飞舟两侧云层流转不息,被阳光染成一片炫目的银白。
微风拂面而过,吹得他的袍角轻轻翻卷。
隨著飞舟越来越靠近越国,陆阳的心情也逐渐变得激动起来。
从十五岁离家,到现在已经四年多了,终於要回家了。
想到父母的殷殷期望,家族长辈的温和笑容,陆阳嘴角扬起,浮现出一抹笑容。
…………
越国。
东望山是越国境內隨处可见的小山,唯一与眾不同的是,这座山拥有一定的灵气,山中的草木常年保持著鲜润的青绿。
哪怕是寒冬腊月,別处的山林早已枯黄萧瑟,东望山上依旧是鬱鬱葱葱,远远望去像是大地上铺了一块深绿色的绒毯。
东望山外有个东望镇。
镇中凡人对这座山都怀著发自心底的敬畏。
每次谈到这座山,都会不自觉地压低声音,遥遥地对著山的方向拜上一拜。
他们知道,东望山上住著仙人。
那些仙人能驾驭水火,挥袖之间便能召出一团炽热的火球,或是凭空凝出一道锋锐的水刃,威力比那些武道高手还要厉害得多。
镇上有个走鏢的老刘头,当年在山中遇过险,亲眼见过一个仙人在溪边洗剑,那柄剑自己飞起来,绕著山腰转了三圈才落回仙人手中。
这件事他喝了酒就讲,讲了二十年,每次讲都还是一副惊魂未定的模样。
虽然这些仙人平日里极少现身,但镇上的凡人也並非全无接触。
偶尔有採药的、打猎的进山迷了路,便会遇到一两个仙风道骨的人物,被人家顺手一指,便莫名其妙地出了山林。
这些有幸得到过『仙缘』的人,回到镇上之后便成了被围观的对象,向邻里们绘声绘色地描述那些仙人的模样。
道骨仙风,气质卓绝,比那些王公贵族还要高贵。
当然,这些凡人其实也没见过真正的王公贵族。
只是心中的敬畏让他们本能地做出这样的结论。
距离除夕只剩下最后两天。
新年將至,整个东望镇热闹非凡。
镇子的主街上到处掛著大红灯笼与红绸带,那些灯笼有些是新的,有些是去年的重新糊了一层红纸,在冬日的阳光下排成两列,將整条街都染成了一片喜庆的红色。
青石街道上满是叫卖的小贩。
有卖糖画糖葫芦的,有卖布匹胭脂的,有鏘鏘敲著响器表演杂耍的。
周围山村里的村民们担著木柴、木炭、皮毛和各种山货,大清早便踩著冻得硬邦邦的土路赶到镇上,一担一担地摆在街边,期望著能卖出个好价钱,换了银子,给家里添几尺布,割几斤肉,过个像样的年。
热闹的街道上,两个年轻男子带著一个看上去只有八九岁的小女孩,正混在人群中慢慢走著。

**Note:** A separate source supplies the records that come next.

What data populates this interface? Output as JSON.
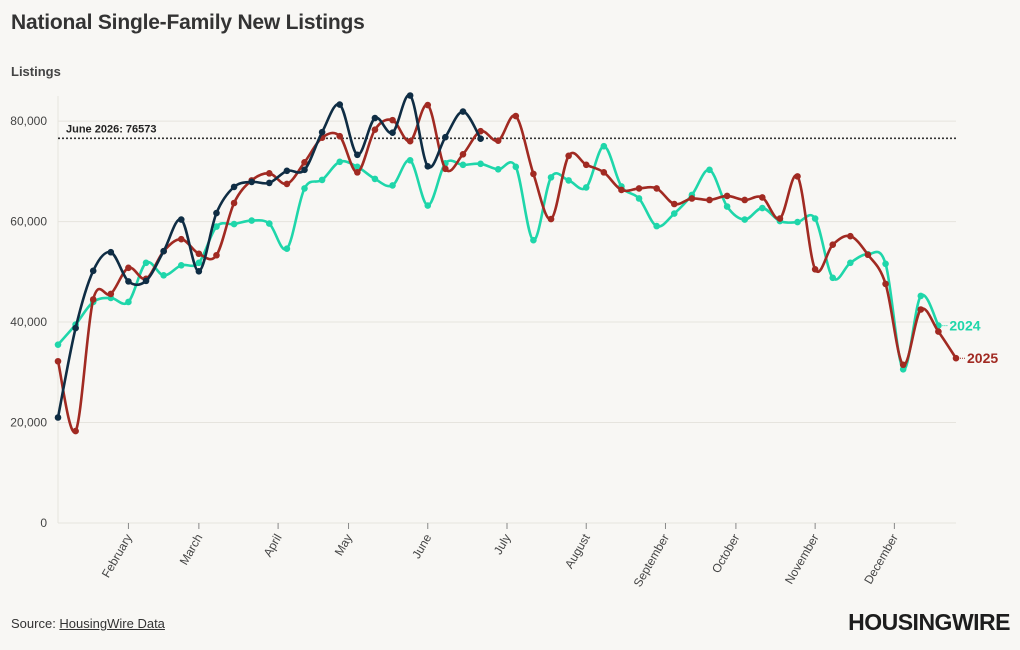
{
  "title": "National Single-Family New Listings",
  "source_prefix": "Source: ",
  "source_link": "HousingWire Data",
  "logo_text": "HOUSINGWIRE",
  "colors": {
    "s2024": "#1fd6aa",
    "s2025": "#a12a22",
    "s2026": "#0f2d44",
    "ref": "#333333",
    "grid": "#e6e4de"
  },
  "chart_data": {
    "type": "line",
    "title": "National Single-Family New Listings",
    "ylabel": "Listings",
    "xlabel": "",
    "ylim": [
      0,
      85000
    ],
    "y_ticks": [
      0,
      20000,
      40000,
      60000,
      80000
    ],
    "y_tick_labels": [
      "0",
      "20,000",
      "40,000",
      "60,000",
      "80,000"
    ],
    "x_range_weeks": [
      1,
      52
    ],
    "month_ticks": [
      {
        "label": "February",
        "week": 5
      },
      {
        "label": "March",
        "week": 9
      },
      {
        "label": "April",
        "week": 13.5
      },
      {
        "label": "May",
        "week": 17.5
      },
      {
        "label": "June",
        "week": 22
      },
      {
        "label": "July",
        "week": 26.5
      },
      {
        "label": "August",
        "week": 31
      },
      {
        "label": "September",
        "week": 35.5
      },
      {
        "label": "October",
        "week": 39.5
      },
      {
        "label": "November",
        "week": 44
      },
      {
        "label": "December",
        "week": 48.5
      }
    ],
    "reference_line": {
      "label": "June 2026: 76573",
      "value": 76573
    },
    "series": [
      {
        "name": "2024",
        "color_key": "s2024",
        "label": "2024",
        "values": [
          35500,
          39500,
          44000,
          44800,
          44000,
          51800,
          49300,
          51300,
          51800,
          59000,
          59500,
          60200,
          59600,
          54600,
          66600,
          68300,
          71900,
          70900,
          68500,
          67200,
          72200,
          63200,
          71600,
          71300,
          71500,
          70400,
          70900,
          56300,
          68800,
          68200,
          66800,
          75000,
          67000,
          64600,
          59100,
          61600,
          65300,
          70300,
          63000,
          60400,
          62700,
          60100,
          59900,
          60600,
          48800,
          51800,
          53500,
          51600,
          30600,
          45200,
          39300
        ],
        "x_start": 1
      },
      {
        "name": "2025",
        "color_key": "s2025",
        "label": "2025",
        "values": [
          32200,
          18300,
          44500,
          45600,
          50800,
          48600,
          54100,
          56500,
          53600,
          53300,
          63700,
          68200,
          69600,
          67500,
          71800,
          76700,
          77000,
          69800,
          78300,
          80200,
          76000,
          83200,
          70500,
          73400,
          78000,
          76100,
          81000,
          69500,
          60500,
          73100,
          71300,
          69800,
          66300,
          66600,
          66600,
          63500,
          64600,
          64300,
          65100,
          64300,
          64800,
          60600,
          69000,
          50500,
          55400,
          57100,
          53400,
          47600,
          31500,
          42500,
          38100,
          32800
        ],
        "x_start": 1
      },
      {
        "name": "2026",
        "color_key": "s2026",
        "values": [
          21000,
          38800,
          50200,
          53900,
          48100,
          48200,
          54100,
          60400,
          50100,
          61700,
          66900,
          67900,
          67700,
          70100,
          70300,
          77800,
          83300,
          73300,
          80600,
          77700,
          85100,
          71000,
          76800,
          81900,
          76500
        ],
        "x_start": 1
      }
    ]
  }
}
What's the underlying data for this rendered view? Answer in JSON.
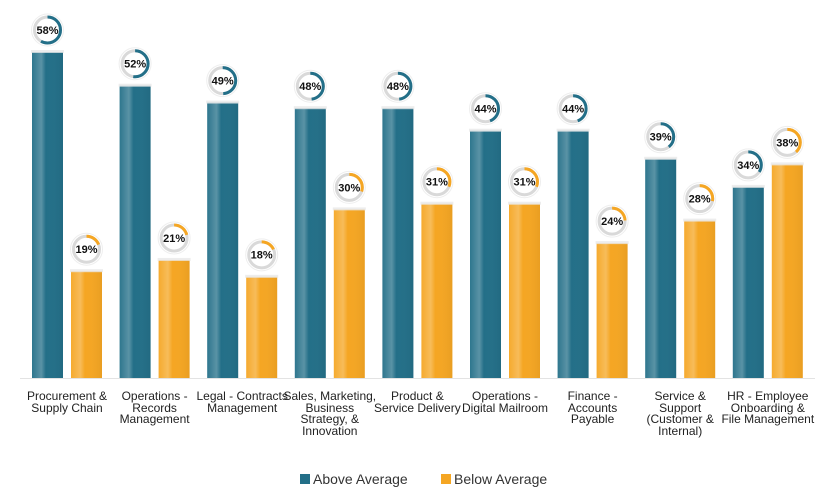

小女孩唇红齿白,脸蛋肉嘟嘟的,被冬日的寒风吹得微微发红,可爱得像个瓷娃娃。
她头上扎了两个小揪揪,用红绳繫著,走起路来一晃一晃的。
此刻她正瞪著圆溜溜的大眼睛,指著路边画糖人的摊子脆生生地叫著:“二哥!我要吃小糖人!”
那个被叫二哥的青年看上去不过二十出头,长相颇为清秀,他低头看著陆红豆,一脸无奈道:“红豆,你刚才已经吃了一串糖葫芦了,不能再吃了!”
陆红豆大眼睛一下子就红了,嘴巴一撇:“哇!!我不要,我就要吃!”
二哥被她这一手变脸绝技弄得手足无措,两只手在空中乱比划了几下也没比划出个所以然来。
他转头用求救的目光看向身旁的另一个青年,那青年和他年纪相仿,眉眼更冷峻一些,此刻正面无表情地移开视线,假装在看路边杂耍。
二哥脸色一黑,一把將这青年扯过来,搂住他的脖子,压低声音威胁道:“老三,你倒是想个办法,不然我就买了啊!红豆这年纪,凡人五穀吃多了淤积灵气,对修炼不好。到时候大爷爷问罪下来,咱俩一块儿挨罚,谁也別想跑!”
被叫做老三的青年脸色顿时一变。
他连忙弯下腰,指著远处一个摆满了草编虫兽的摊子,语气夸张地喊道:“好红豆,咱们去看看那些草娃娃吧!你看那只草龟多可爱?背上的壳还是用双股草编的呢!要不要买一个回去?”
陆红豆闻言,已经酝酿到一半的哭声顿时收了回去。
她眨了眨还掛著泪珠的大眼睛,转头顺著三哥手指的方向好奇地张望。
下一秒,她便破涕为笑,一手拉著二哥,一手扯著三哥,满脸兴奋地往草编摊子那边跑。
“快!我要那只草龟!”
一阵手忙脚乱之后,陆红豆手中多了一只小巧玲瓏的草编龟。
草龟编得相当精致,背上的龟壳纹路清晰,四条小短腿垂在下面晃晃悠悠的,连头上的两只小眼睛都是用黑豆嵌的。
她爱不释手地摸著草龟,翻来覆去地看。
玩了一阵,她忽然想到了什么,抬起头看向两个哥哥,大眼睛里带著几分期待,轻声问道:“二哥……四哥今年回来过年吗?”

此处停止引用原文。